Roccocò

Roccocò are traditional Neapolitan Christmas cookies, donut-shaped with a spicy taste. Below you will find the traditional recipe.

Ingredients

  • 500 g of flour 00
  • 400 g of sugar
  • 100 g of roasted almonds
  • 50 g of candied citron (or orange)
  • 25 g of lard
  • 1 packet of baking ammonia (about 5 g)
  • 2 teaspoons of mixed spices (typically cinnamon, nutmeg, and cloves)
  • Grated zest of one lemon
  • Grated zest of one orange
  • A pinch of salt

Preparation

  1. Begin by preheating the oven to 180 °C and lightly toasting the almonds in the oven for a few minutes.
  2. In a large bowl, mix the flour with sugar, mixed spices, grated lemon and orange zest, and a pinch of salt.
  3. Add the candied citron cut into small pieces and the toasted almonds (which you can leave whole or coarsely chop, depending on your preference).
  4. Melt the lard and let it cool, then incorporate it into the dry ingredients along with the packet of baking ammonia dissolved in a little warm water.
  5. Knead until you have a homogeneous mixture.

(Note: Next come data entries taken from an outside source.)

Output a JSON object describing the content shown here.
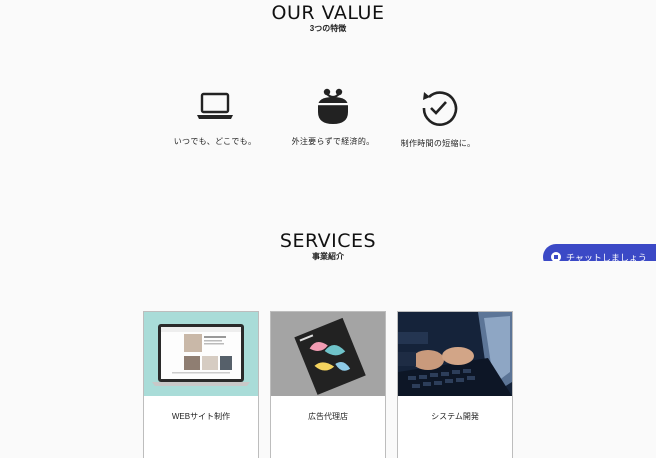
{
  "our_value": {
    "title": "OUR VALUE",
    "subtitle": "3つの特徴",
    "items": [
      {
        "icon": "laptop-icon",
        "label": "いつでも、どこでも。"
      },
      {
        "icon": "coin-purse-icon",
        "label": "外注要らずで経済的。"
      },
      {
        "icon": "clock-check-icon",
        "label": "制作時間の短縮に。"
      }
    ]
  },
  "services": {
    "title": "SERVICES",
    "subtitle": "事業紹介",
    "cards": [
      {
        "image": "laptop-website-photo",
        "label": "WEBサイト制作"
      },
      {
        "image": "brochure-photo",
        "label": "広告代理店"
      },
      {
        "image": "typing-keyboard-photo",
        "label": "システム開発"
      }
    ]
  },
  "chat": {
    "label": "チャットしましょう",
    "color": "#3b49c6"
  }
}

If the dough is too hard, you can help yourself with a little water. You should have a thick and moldable dough.
  6. Take portions of the dough and form sticks that you will join at the ends to create the donuts, or Roccocò.
  7. Arrange them on a baking tray lined with parchment paper and bake for about 20-25 minutes or until they become golden. Roccocò should remain quite hard after baking.
  8. Let them cool completely before serving.

Curiosity

The name “Roccocò” probably comes from the French term “rocaille”, due to the rocky and irregular shape of these cookies. Moreover, their hard and compact consistency is designed to keep for a long time, which made them ideal for the Christmas holidays, when sweets were prepared that had to last throughout the festive period.